Some six months ago, Enigma (SN63) went dark with the team telling the community it would be offline for about six weeks. That went exactly as planned.
Enigma went live this week as the rebuilt version of SN63, structured around a public challenge to break RSA cryptography, the algorithm that quietly secures most of the internet’s financial, government, and healthcare communications.

The first milestone is already published with $10,000 on the line, total prize pools across the program will exceed $400,000, and the underlying mission is to produce the world’s first empirical, publicly verifiable measurement of how close we actually are to Q-Day.
For context, Q-Day, short for Quantum Day, is the hypothetical moment when quantum computers will become powerful enough to break the now-widely used cryptographic algorithms. This milestone will have profound implications for cybersecurity, as current encryption methods like RSA and ECC will be rendered obsolete.
What Just Launched
Enigma is positioned as a decentralized pressure-testing network for cryptography, with the opening challenge structured as follows:

a. First milestone is RSA-340, with participants competing to factor a 340-bit RSA modulus inside a 4-hour wall time.
b. $10,000 USD active prize pool on the opening milestone, with prize pools scaling as modulus sizes grow.
c. Total prize pool across the program exceeds $400,000, distributed across escalating milestones.
d. SN63 is the first subnet ever to incorporate treasury wallets, with payouts handled through smart-contract-encoded rules and a roughly 5-day settlement window.
e. Submissions run inside a sealed Docker environment with no network access, an NVIDIA RTX PRO 6000 with 96 GB VRAM, 26 CPU cores, and 96 GB RAM allocated per attempt.
The structure forces classical-method solutions for now, with quantum-specific phases planned for future milestones.
Why Breaking RSA Is Important
RSA secures effectively every encrypted connection that runs the modern internet. The challenge exists to measure how close quantum or classical advances are to breaking that assumption:
a. RSA protects TLS connections, code-signing certificates, VPN tunnels, SSH sessions, and the certificate authority infrastructure that browsers use to verify legitimacy.
b. The largest RSA modulus factored to date is RSA-250, achieved in 2020 using roughly 2,700 core-years of computation via the General Number Field Sieve.
c. Recent estimates suggest 1,200 to 1,400 logical qubits could factor RSA-2048, with IonQ publicly targeting 1,600 logical qubits by 2028.
d. Even partial progress would matter commercially, since demonstrating that factoring is easier than believed at any key size would force the industry to revisit minimum key length recommendations.
The challenge produces a continuous public record of where the actual frontier sits, which is something the cryptography industry has not had access to in calibrated form.
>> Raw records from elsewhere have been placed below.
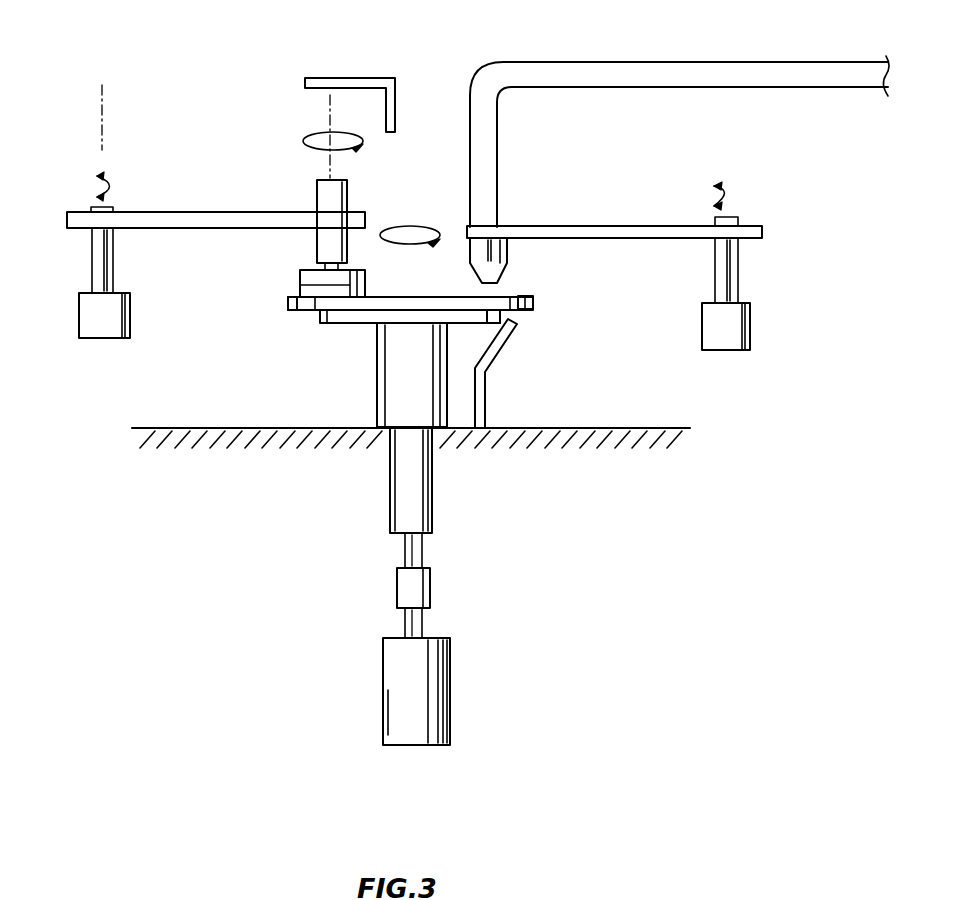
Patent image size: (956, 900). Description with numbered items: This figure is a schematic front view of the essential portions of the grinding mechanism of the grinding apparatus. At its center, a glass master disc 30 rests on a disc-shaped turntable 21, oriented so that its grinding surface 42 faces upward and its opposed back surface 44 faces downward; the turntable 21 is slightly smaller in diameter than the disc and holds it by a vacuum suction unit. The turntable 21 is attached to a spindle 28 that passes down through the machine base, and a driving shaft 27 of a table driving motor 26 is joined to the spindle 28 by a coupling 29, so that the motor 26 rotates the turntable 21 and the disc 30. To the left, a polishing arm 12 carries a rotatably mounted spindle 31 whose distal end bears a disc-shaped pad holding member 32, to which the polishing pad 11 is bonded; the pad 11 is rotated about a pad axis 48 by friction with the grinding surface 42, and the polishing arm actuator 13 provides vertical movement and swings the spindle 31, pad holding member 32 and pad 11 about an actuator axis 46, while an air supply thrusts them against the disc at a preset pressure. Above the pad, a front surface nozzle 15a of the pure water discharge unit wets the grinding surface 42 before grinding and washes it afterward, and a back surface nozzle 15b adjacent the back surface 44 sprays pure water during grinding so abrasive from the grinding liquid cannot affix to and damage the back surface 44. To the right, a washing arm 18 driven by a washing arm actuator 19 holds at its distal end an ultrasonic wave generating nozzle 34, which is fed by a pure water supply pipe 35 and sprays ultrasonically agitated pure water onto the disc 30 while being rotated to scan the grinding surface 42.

The actuator axis 46 is at (100, 125).
The pad axis 48 is at (330, 107).
The front surface nozzle 15a is at (347, 78).
The pure water supply pipe 35 is at (676, 68).
The polishing arm 12 is at (216, 218).
The polishing arm actuator 13 is at (80, 315).
The spindle 31 is at (315, 240).
The pad holding member 32 is at (300, 285).
The glass master disc 30 is at (418, 300).
The polishing pad 11 is at (295, 308).
The turntable 21 is at (343, 323).
The spindle 28 is at (392, 400).
The washing arm 18 is at (618, 226).
The ultrasonic wave generating nozzle 34 is at (505, 265).
The grinding surface 42 is at (518, 296).
The back surface 44 is at (505, 316).
The washing arm actuator 19 is at (745, 335).
The back surface nozzle 15b is at (490, 353).
The coupling 29 is at (413, 588).
The driving shaft 27 is at (413, 622).
The table driving motor 26 is at (437, 695).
How the Phases Will Roll Out
The challenge is structured in three stages, each measuring a different layer of capability:
a. Classical milestones first, where participants attack RSA moduli using established algorithms and any optimizations they can engineer. This establishes the public baseline.
b. Quantum simulation milestones next, where participants run quantum circuit simulators on classical hardware to test whether quantum algorithms like Shor’s can be implemented efficiently enough to outperform classical methods.
c. Real quantum hardware milestones after that, where participants submit solutions executed on actual quantum processors, including superconducting, trapped-ion, photonic, or other architectures.
When a quantum submission factors a modulus that no classical submission could crack, the result becomes a publicly verified signal of quantum advantage in cryptographically relevant computation rather than a vendor marketing claim.
The Terra Quantum Partnership
The challenge is being run in partnership with Terra Quantum, a Swiss deep-tech company specializing in quantum security across three product categories:
a. Post-quantum cryptography for enterprises preparing for the post-quantum era.
b. Quantum key distribution (QKD) for hardware-secured encrypted communication.
c. Quantum random number generation (QRNG) for cryptographically strong randomness.
Terra Quantum’s business depends on understanding exactly when current cryptography will fail, which is why a calibrated public record of factoring progress matters to them commercially as much as it matters to Enigma scientifically.
What This Measures
Enigma’s return is the kind of subnet relaunch that rewrites what a Bittensor subnet can structurally be.
The treasury wallet implementation is a first for the network, the corporate collaborator model brings outside expertise directly into the incentive layer, and the underlying mission produces a continuous, publicly auditable measurement of how close the world actually is to Q-Day.
The classical phase is the calibration layer, the quantum phases are the measurement against it, and the entire program turns a question the cryptography industry has been guessing at into an empirical one. The first milestone is live now, and the answer the network builds over the next 12 to 24 months will matter far beyond Bittensor.